Nate Hybl

No. 18
- Position: Quarterback

Personal information
- Born: June 19, 1979 (age 46) Hazlehurst, Georgia, U.S.
- Listed height: 6 ft 4 in (1.93 m)
- Listed weight: 222 lb (101 kg)

Career information
- College: Georgia Oklahoma
- NFL draft: 2003: undrafted

Career history
- Cleveland Browns (2003–2004); → Scottish Claymores (2004); Jacksonville Jaguars (2005)*;
- * Offseason and/or practice squad member only

Awards and highlights
- BCS national champion (2000);

= Nate Hybl =

American football player (born 1979)

Nate Hybl (born June 19, 1979) is an American former professional football player who was a quarterback in the National Football League (NFL). He played college football for the Oklahoma Sooners as their starting quarterback in 2001 and 2002. He subsequently spent time in the NFL with the Cleveland Browns and Jacksonville Jaguars. During his time with the Browns, he was allocated for development in NFL Europe.
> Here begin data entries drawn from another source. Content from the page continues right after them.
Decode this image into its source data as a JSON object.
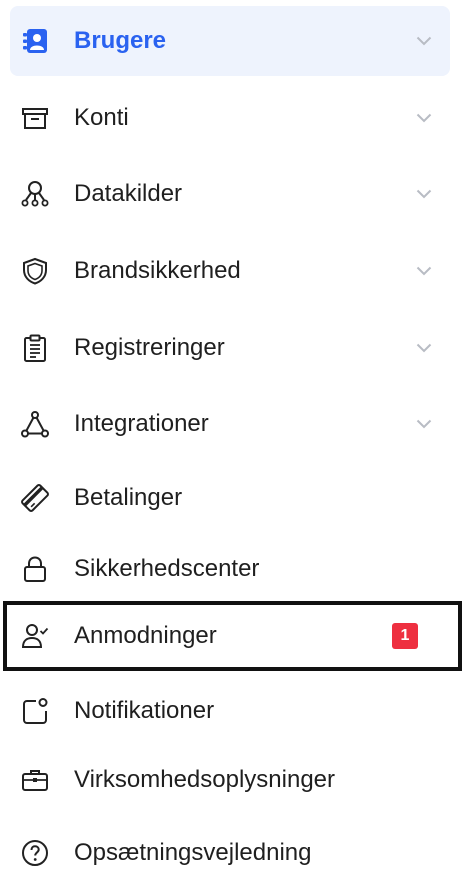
{
  "colors": {
    "accent": "#2a62f0",
    "active_background": "#eef3fd",
    "badge": "#ee2f40",
    "text": "#1f1f1f",
    "chevron": "#b8bcc4",
    "highlight_border": "#111111"
  },
  "nav": {
    "items": [
      {
        "label": "Brugere",
        "icon": "users-icon",
        "expandable": true,
        "active": true
      },
      {
        "label": "Konti",
        "icon": "archive-box-icon",
        "expandable": true
      },
      {
        "label": "Datakilder",
        "icon": "data-sources-icon",
        "expandable": true
      },
      {
        "label": "Brandsikkerhed",
        "icon": "shield-icon",
        "expandable": true
      },
      {
        "label": "Registreringer",
        "icon": "clipboard-icon",
        "expandable": true
      },
      {
        "label": "Integrationer",
        "icon": "integration-icon",
        "expandable": true
      },
      {
        "label": "Betalinger",
        "icon": "credit-card-icon",
        "expandable": false
      },
      {
        "label": "Sikkerhedscenter",
        "icon": "lock-icon",
        "expandable": false
      },
      {
        "label": "Anmodninger",
        "icon": "user-check-icon",
        "expandable": false,
        "badge": "1",
        "highlighted": true
      },
      {
        "label": "Notifikationer",
        "icon": "notification-icon",
        "expandable": false
      },
      {
        "label": "Virksomhedsoplysninger",
        "icon": "briefcase-icon",
        "expandable": false
      },
      {
        "label": "Opsætningsvejledning",
        "icon": "help-circle-icon",
        "expandable": false
      }
    ]
  }
}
Hybl is the founder of gusto! in Atlanta.

==Early life==
Nathan Thomas Hybl was born on June 19, 1979, in Hazlehurst, Georgia. He attended Jeff Davis High School in Hazlehurst, Georgia and was a standout in football and golf.

==College career==
Hybl began his college career at Georgia and red-shirted as a freshman in 1998. After the 1998 season he transferred to Oklahoma, and sat out for the 1999 season. Hybl started for the Oklahoma Sooners in 2001 and 2002. During his career he won a Big 12 Conference championship and was 2–0 in bowl games as a starter. He was the MVP of the 2003 Rose Bowl.

==Professional career==
After going undrafted in the 2003 NFL draft, Hybl signed with the Cleveland Browns on May 2, 2003. He was released on August 25, signed to the practice squad on September 1, and promoted to the active roster on September 27, 2003. However, Hybl did not play in any games during the 2003 season. On March 3, 2004, he was allocated to NFL Europe to play for the Scottish Claymores. He played in nine games, starting seven, for the Claymores during the 2004 NFL Europe season, completing 76 of 131 passes (58.0%) for 654 yards, two touchdowns, and three interceptions. Hybl was released by the Browns on August 30, 2004, but later signed to the practice squad on November 30, 2004. He was released again on December 14, 2004.

Hybl signed with the Jacksonville Jaguars on March 4, 2005. He was released on August 27, and later signed to the practice squad on November 29, 2005. He became a free agent after the 2005 season.